The number of civilians that died in the Bangladesh War is not accurately known. There is a great disparity in the casualty figures put forth by Pakistan on one hand (25,000, as reported in the Hamoodur Rahman Commission) and India and Bangladesh on the other hand. (From 1972 to 1975 the first post-war prime minister of Bangladesh, Sheikh Mujibur Rahman, claimed on several occasions that at least three million died). The international media and reference books in English have also published figures which vary greatly: varying from 5,000–35,000 in Dhaka, and 200,000–3,000,000 for Bangladesh as a whole. It is believed in certain quarters that the figure of three million has its origins in comments made by Yahya Khan to the journalist Robert Payne on 22 February 1971: "Kill three million of them, and the rest will eat out of our hands."

Matthew J. White, in his 2012 book The Great Big Book of Horrible Things, estimates the total Bengali civilian death toll at 1.5 million.

In October 1997 R. J. Rummel published a book, which is available online, titled Statistics of Democide: Genocide and Mass Murder Since 1900. In Chapter 8, Statistics Of Pakistan's Democide - Estimates, Calculations, And Sources, he states:

In East Pakistan (now Bangladesh) also planned to murder its Bengali intellectual, cultural, and political elite. They also planned to indiscriminately murder hundreds of thousands of its Hindus and drive the rest into India. And they planned to destroy its economic base to insure that it would be subordinate to West Pakistan for at least a generation to come. This despicable and cutthroat plan was outright genocide.

Rummel goes on to collate what he considers the most credible estimates published by others into what he calls democide. He writes that "Consolidating both ranges, I give a final estimate of Pakistan's democide to be 300,000 to 3,000,000, or a prudent 1,500,000."

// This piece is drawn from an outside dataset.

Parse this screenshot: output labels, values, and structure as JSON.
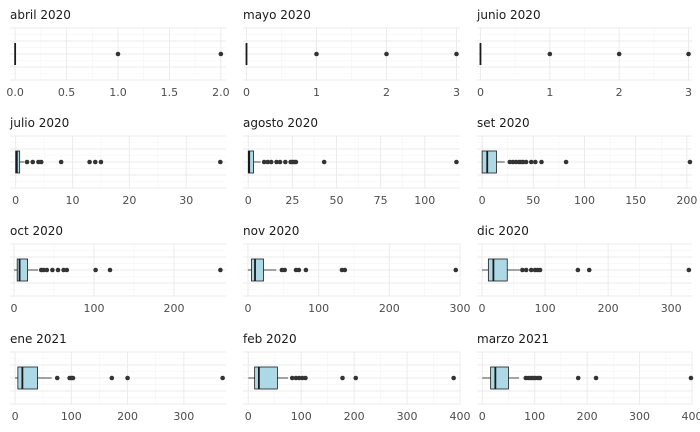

The Office of the Historian of the United States Department of State held a two-day conference in late June 2005 on U.S. policy in South Asia between 1961 and 1972. According to a newspaper report published in both Pakistani and Bangladeshi newspapers, Bangladeshi speakers at the conference stated that the official Bangladeshi figure of civilian deaths was close to 300,000, which was wrongly translated from Bengali into English as three million. Ambassador Shamsher M. Chowdhury acknowledged that Bangladesh alone cannot correct this mistake and suggested that Pakistan and Bangladesh should form a joint commission to investigate the 1971 disaster and prepare a report.